The View from the Bottom of the Well (MoMA 568-576)

Estimate
$20,000 - 30,000
$27,720
Lot Details
The complete set of nine drypoints, on Somerset paper, with full margins, lacking the original red cloth-covered portfolio.
1996
I. 8 1/2 x 6 1/4 in. (21.6 x 15.9 cm)
S. 13 1/8 x 10 1/4 in. (33.3 x 26 cm)
All signed with initials and numbered 'PP 5/5' in pencil (printer's proofs, the edition was 25 there were also 10 in Roman numerals), published by Peter Blum Edition, New York, all framed.
Catalogue Essay
"When you are at the bottom of the well, you look around and you say, who is going to get me out? In this case, Jerry [Gorovoy, the artist's assistant,] comes and he presents a rope, and I hook myself on the rope and he pulls me out. You see I can conceive of a way of getting out of the well. I'm not drowning. I'm just waiting for somebody." Interview with Lawrence Rinder, 9 May 1995, Frances Morris, Louise Bourgeois, Tate Modern, London, 2007, p. 150

Louise Bourgeois

French-American | B. 1911 D. 2010
Known for her idiosyncratic style, Louise Bourgeois was a pioneering and iconic figure of twentieth and early twenty-first century art.

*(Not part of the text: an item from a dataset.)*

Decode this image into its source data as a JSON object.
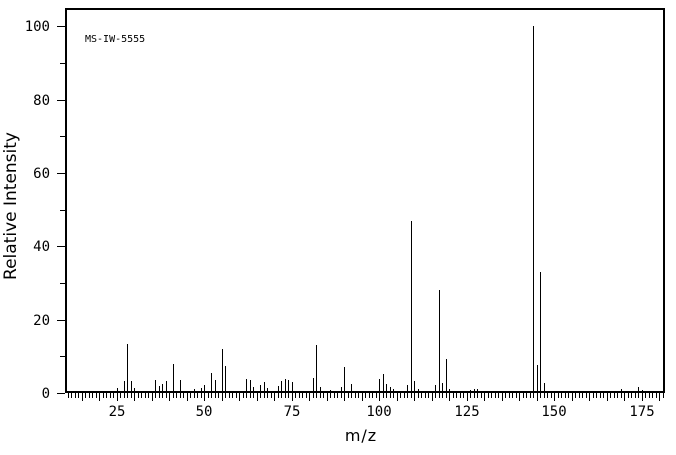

Untied to an art historical movement, Bourgeois was a singular voice, both commanding and quiet.Bourgeois was a prolific printmaker, draftsman, sculptor and painter. She employed diverse materials including metal, fabric, wood, plaster, paper and paint in a range of scale — both monumental and intimate. She used recurring themes and subjects (animals, insects, architecture, the figure, text and abstraction) as form and metaphor to explore the fragility of relationships and the human body. Her artworks are meditations of emotional states: loneliness, jealousy, pride, anger, fear, love and longing.